El suceso pone en evidencia que en nuestro país hay opiniones divididas en torno a la actuación de los dos grandes emancipadores de la América hispanohablante. Bolívar, en la norteña Venezuela, y San Martín, en la sureña Argentina, realizaron en primer término la libertad de sus respectivas patrias, para después llevar sus ejércitos a Nueva Granada, por el norte, y a Chile y Perú, por el sur. Se encontraron, finalmente, en la entrevista de Guayaquil, destinada a definir a quien correspondería la tarea final de terminar con el dominio español en el Perú. La grandeza de espíritu del General San Martín hizo que cediera el honor a Bolívar e incluso pusiera su espada a las órdenes del venezolano.
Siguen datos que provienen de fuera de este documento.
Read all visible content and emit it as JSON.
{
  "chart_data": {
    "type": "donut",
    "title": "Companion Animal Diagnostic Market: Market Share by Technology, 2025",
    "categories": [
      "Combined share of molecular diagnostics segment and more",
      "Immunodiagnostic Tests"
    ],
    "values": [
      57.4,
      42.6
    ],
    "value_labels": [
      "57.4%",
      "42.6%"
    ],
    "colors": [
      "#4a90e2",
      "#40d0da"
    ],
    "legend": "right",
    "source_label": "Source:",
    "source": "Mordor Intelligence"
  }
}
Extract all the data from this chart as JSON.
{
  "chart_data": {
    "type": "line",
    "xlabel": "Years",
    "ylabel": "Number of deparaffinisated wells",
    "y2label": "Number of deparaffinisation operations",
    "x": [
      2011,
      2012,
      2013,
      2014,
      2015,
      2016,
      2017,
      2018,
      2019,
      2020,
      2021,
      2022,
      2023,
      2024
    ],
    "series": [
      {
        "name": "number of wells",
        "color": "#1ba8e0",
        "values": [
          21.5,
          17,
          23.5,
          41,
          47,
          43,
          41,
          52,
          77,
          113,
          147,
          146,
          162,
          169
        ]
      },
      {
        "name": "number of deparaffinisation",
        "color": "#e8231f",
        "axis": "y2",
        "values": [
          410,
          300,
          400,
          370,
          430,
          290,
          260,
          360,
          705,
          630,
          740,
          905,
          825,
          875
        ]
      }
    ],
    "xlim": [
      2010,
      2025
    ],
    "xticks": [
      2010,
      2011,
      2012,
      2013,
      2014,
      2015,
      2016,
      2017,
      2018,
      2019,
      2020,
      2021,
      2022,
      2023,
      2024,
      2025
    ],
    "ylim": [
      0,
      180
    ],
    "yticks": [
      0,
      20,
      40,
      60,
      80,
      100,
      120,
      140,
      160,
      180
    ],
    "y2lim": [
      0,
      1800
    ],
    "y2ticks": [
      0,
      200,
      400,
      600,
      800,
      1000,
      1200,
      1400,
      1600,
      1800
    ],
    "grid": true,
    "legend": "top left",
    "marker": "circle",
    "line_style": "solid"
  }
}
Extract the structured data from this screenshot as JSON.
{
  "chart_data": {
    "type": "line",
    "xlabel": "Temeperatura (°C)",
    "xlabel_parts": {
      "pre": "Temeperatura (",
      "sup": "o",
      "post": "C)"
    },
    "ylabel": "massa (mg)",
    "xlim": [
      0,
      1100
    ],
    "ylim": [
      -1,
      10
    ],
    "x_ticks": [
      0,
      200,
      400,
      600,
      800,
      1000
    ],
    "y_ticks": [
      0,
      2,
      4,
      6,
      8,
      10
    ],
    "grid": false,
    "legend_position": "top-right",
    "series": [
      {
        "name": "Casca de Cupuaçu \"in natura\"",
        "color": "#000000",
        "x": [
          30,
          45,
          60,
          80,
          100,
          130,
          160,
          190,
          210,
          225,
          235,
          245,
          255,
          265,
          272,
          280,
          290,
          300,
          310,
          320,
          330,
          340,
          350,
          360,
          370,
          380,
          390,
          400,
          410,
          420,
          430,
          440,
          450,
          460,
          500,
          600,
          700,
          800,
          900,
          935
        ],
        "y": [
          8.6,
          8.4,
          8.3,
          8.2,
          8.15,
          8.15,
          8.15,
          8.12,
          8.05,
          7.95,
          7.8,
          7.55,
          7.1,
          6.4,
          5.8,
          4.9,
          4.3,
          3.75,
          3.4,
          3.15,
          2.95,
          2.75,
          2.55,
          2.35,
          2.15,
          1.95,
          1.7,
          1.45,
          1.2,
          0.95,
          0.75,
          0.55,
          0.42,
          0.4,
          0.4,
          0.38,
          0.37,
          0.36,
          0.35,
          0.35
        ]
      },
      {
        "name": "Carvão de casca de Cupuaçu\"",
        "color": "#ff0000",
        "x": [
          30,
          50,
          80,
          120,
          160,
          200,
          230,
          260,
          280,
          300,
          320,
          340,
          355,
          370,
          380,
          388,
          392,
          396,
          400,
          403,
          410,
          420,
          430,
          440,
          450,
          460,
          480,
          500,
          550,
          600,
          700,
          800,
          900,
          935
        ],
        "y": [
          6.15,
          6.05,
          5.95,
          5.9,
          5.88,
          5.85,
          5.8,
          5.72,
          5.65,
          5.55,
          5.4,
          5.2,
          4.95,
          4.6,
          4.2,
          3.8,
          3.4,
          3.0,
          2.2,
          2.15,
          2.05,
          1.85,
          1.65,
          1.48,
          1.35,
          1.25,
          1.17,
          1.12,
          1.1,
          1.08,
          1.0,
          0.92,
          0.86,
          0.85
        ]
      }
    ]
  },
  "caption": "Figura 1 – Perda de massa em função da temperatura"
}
Sin desconocer el servicio prestado por Bolívar a la causa independentista de nuestro país, no cabe duda que el Perú es mayoritariamente sanmartiniano. Aquí celebramos el 28 de julio y no el 9 de diciembre como el Día de la Independencia Nacional. El 9 de diciembre, aniversario de la victoria de Ayacucho, pasa un tanto desapercibido y ni siquiera es día feriado, que debería serlo. Hay, empero, bolivarianos de sólida convicción que han abogado y lo siguen haciendo por estimular la devoción peruana a favor del Libertador de cinco repúblicas. Recuerdo entre ellos a mi paisano y amigo el doctor Javier de Belaúnde Ruiz de Somocurcio, fallecido hace poco tiempo tras haber completado un siglo de fecunda existencia al servicio del Perú y su natal Arequipa.

El Perú mostró siempre su gratitud a San Martín, quien pasó los últimos lustros de su existencia en un autoexilio en Bolougne Sur Mer, Francia, donde recibía puntualmente una pensión que nuestro gobierno le enviaba. Ni Argentina ni Chile hicieron nada parecido. Con Bolívar no fue posible manifestación significativa alguna, porque el glorioso militar murió pocos años después de Ayacucho. Además, su permanencia en el manejo de la política peruana, aún después de Ayacucho, determinó el enfrentamiento con sectores y personajes de la política nacional.

En fin, tras haber celebrado ayer el centésimo nonagésimo sexto aniversario de la proclamación del General San Martín, bien podemos los peruanos compartir el culto por la memoria de ambos héroes.

Repitamos con nuestro ilustre poeta José Santos Chocano:
“Si Bolívar salvó los abismos,
San Martín coronó la altitud,
Y en la historia de América se unen,
como se unen arrojo y virtud”.

Esta estrofa figuró como parte de un Himno Nacional que habría de reemplazar al que redactó José de la Torre Ugarte. El concurso convocado por el Gobierno del Perú fue ganado por Chocano, pero la tradición popular pudo más y conservamos el himno original, aunque últimamente hemos sustituido la primera estrofa –que era apócrifa- con la que actualmente entonamos.